Un actif qui se constitue maintenant, pas la veille de la vente
Un actif immatériel ne s’achète pas au dernier moment : il se cumule. Les résultats des membres de Plus que pro progressent avec l’antériorité dans le réseau, comme l’établissent les constats d’huissier de justice, et c’est cette profondeur d’historique, impossible à improviser, qui fait la valeur du capital le jour venu. Des experts en finance et en droit réunis par le réseau analysent d’ailleurs ce point précis : l’avis client est devenu un élément stratégique de la valorisation d’entreprise.
Même sans aucun projet de vente, le raisonnement vaut : chaque avis collecté aujourd’hui travaille 2 fois, une première fois pour signer les devis de demain, une seconde pour le patrimoine du dirigeant. La collecte d’avis change alors de nature : ce n’est plus une tâche de communication, c’est de la constitution d’actif. Elle s’inscrit dans la mécanique d’ensemble qu’expose l’article Plus que pro est-il rentable ?.
FAQ
Pourquoi la réputation augmente-t-elle la valeur de revente d’une entreprise ?
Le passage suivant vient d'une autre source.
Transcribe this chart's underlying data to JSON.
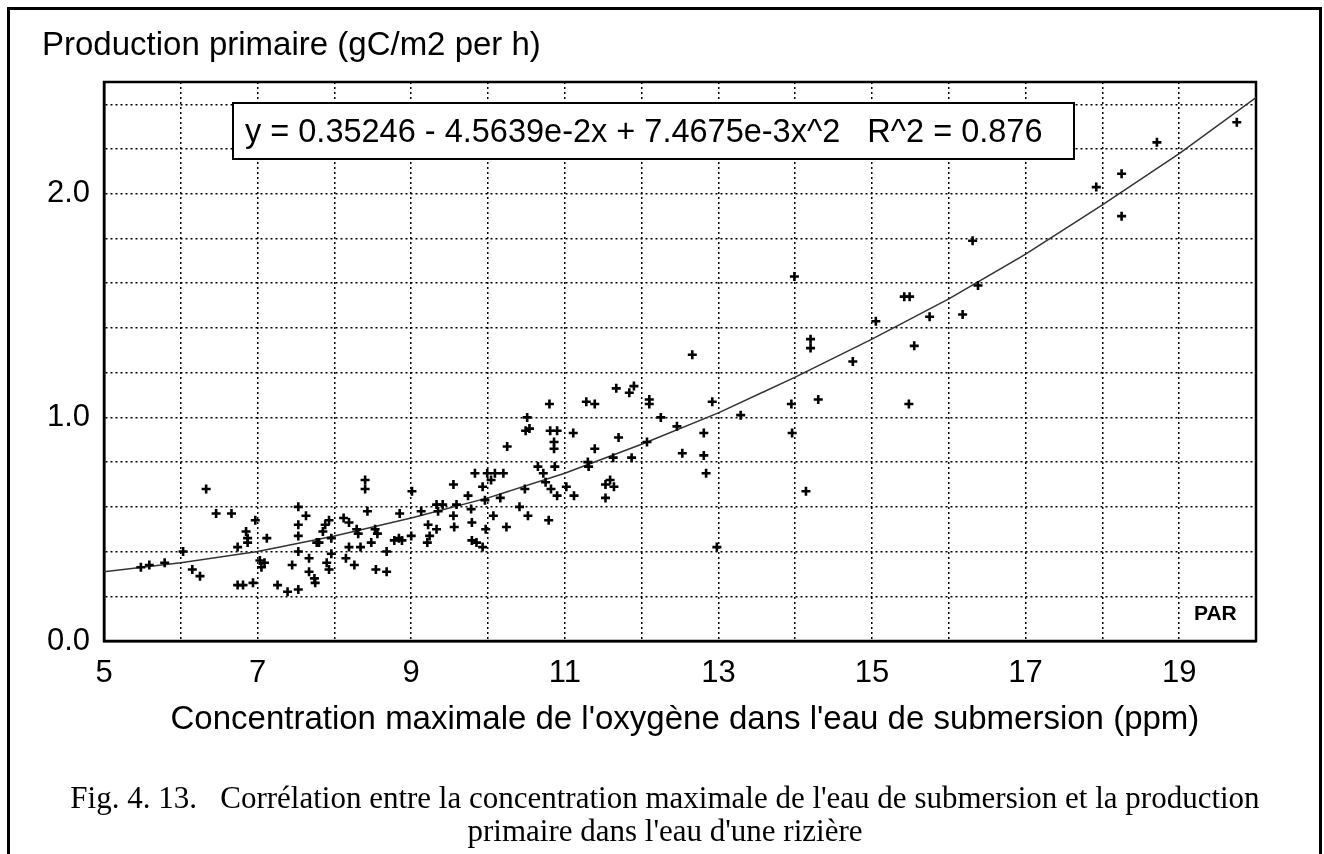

Parce qu’elle agit sur les 2 termes du prix : elle élève la rentabilité (plus de devis signés, des tarifs mieux défendus) et elle réduit le risque perçu par le repreneur, qui paie plus cher une clientèle dont la réalité est vérifiable. Une rentabilité plus haute multipliée par une décote plus faible, c’est mécaniquement une valeur supérieure.
Les avis clients contrôlés de Plus que pro sont-ils transmissibles à un repreneur ?
Oui, et c’est leur force patrimoniale : ils sont rattachés à l’entreprise, pas à la personne du dirigeant. Contrôlés, horodatés et conservés chez un tiers archiveur, ils restent consultables par un acquéreur ou par la génération qui reprend l’entreprise familiale, là où le bouche-à-oreille disparaît avec le cédant.
Quand faut-il commencer à constituer cet actif ? Le plus tôt possible, même sans projet de cession. Les résultats se cumulent avec l’antériorité (prouvé dans le réseau Plus que pro sur constat d’huissier de justice), et la profondeur de l’historique est justement ce qu’un repreneur ne peut pas reconstituer à la dernière minute.